In Freyung hat die Genossenschaft des Lang Bräu kräftig investieren müssen, um ihr Bräustüberl heutigen Ansprüchen und Auflagen anzupassen. Für Besitzende oder Pächter*innen kleiner Gasthäuser und Pensionen rentieren sich Investitionen in neue Möbel, Küchen und Digitalisierung häufig nicht mehr. Viele Nachkommen arbeiten lieber in der Industrie oder im öffentlichen Dienst; da hat man kein unternehmerisches Risiko – aber abends und am Wochenende viel Freizeit. Etliche freigestellte Mitarbeitende sind auch nach Corona ganz weggeblieben.

 

Genossenschaft musste kräftig investieren


In den wenigen nobleren Restaurants wiederum gilt Schafkopfen heute als zu rustikal, unrentabel und unerwünscht. Diese Edelkneipen haben auch nur begrenzte Öffnungszeiten, sind daher stets voll ausgelastet – aber nur nach Tischreservierung. Auch gemischte Stammtische – wo man am Abend nicht nach Parteien oder Berufen sortiert zusammensitzt, sondern quer durch alle Einkommens- und Sozialschichten kartelt oder politisiert – sind nur in einem echten Wirtshaus möglich. Dort isst man halt auch einmal nur einen Obatzn und einen Radi mit Brezn – ohne schlechtes Gewissen, dass dies den Betreibenden zu wenig Umsatz bringen und diese darüber verärgert sein könnten.

Hanns Gruber, ehemaliger Heimatpfleger von Freyung, fürchtet um den Zusammenhalt im ländlichen Raum: „Ohne Wirtshaus kann man keine Taufe, Erstkommunion oder Hochzeit mehr feiern, es gibt keine Versammlung und keinen geselligen Umtrunk nach der Musik- und Gesangsvereinsprobe mehr und nach der Beerdigung keine Totensuppe für Verwandte und Freunde.

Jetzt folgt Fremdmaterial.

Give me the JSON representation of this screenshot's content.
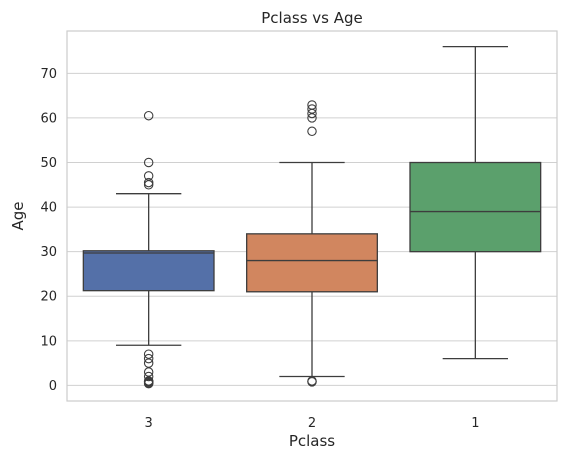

Ohne Wirtshaus als Kommunikationszentrum’ verkümmert das gesellschaftliche und kulturelle Leben unserer Dörfer und Kleinstädte!“

In Sportvereins-, Feuerwehr- und Schützenheim, Bergwacht-, Wasserwacht-, Jäger- oder Fischerhütten zahlt die Vereinsgastronomie bei Feiern und Treffen für Getränke und Speisen nur Einkaufspreise – ohne Personalkosten, Steuern, Auszubildende, Dokumentationen, Schulungen, Hygienevorschriften, Kammerbeiträge, Versicherungen und kontrollierte Öffnungszeiten. Reste kommen einfach in den Kühlschrank. „Da kommen wir mit unseren Preisen nicht mit“, klagt ein Dorfwirt, der ob seiner Kritik nicht im Dorf anecken will und daher seinen Namen nicht nennen möchte. „Der vermeintlich reiche Wirt ist erst wieder gefragt, wenn sie für ihre Weihnachtstombola Spenden sammeln. Falls zu den hohen Kosten und bürokratischen Foltern jetzt noch 12 Prozent Mehrwertsteuer draufkommen, ist das ein perfektes Vernichtungsprogramm für Wirtshäuser!“

 

Haushaltseinkommen der Leute sinkt


Angesichts der dramatischen aktuellen Inflation sinkt das Haushaltseinkommen der Leute – aber Preise für Lebensmittel, Energie und Löhne steigen in der Gastronomie zwangsläufig ja auch. Eine toxische Mischung. „Wenn die Bundesregierung an Neujahr die Mehrwertsteuer für die Gastronomie wieder auf 19 Prozent erhöht – entgegen den Versprechungen von Kanzler Scholz –, dann stehen allein in Bayern 2400 Betriebe vor dem Ruin und auch in unserer Region müssen viele schließen“, betont Bernhard Sitter, der Vorsitzende des Hotel- und Gaststättenverbands im Kreis Freyung-Grafenau.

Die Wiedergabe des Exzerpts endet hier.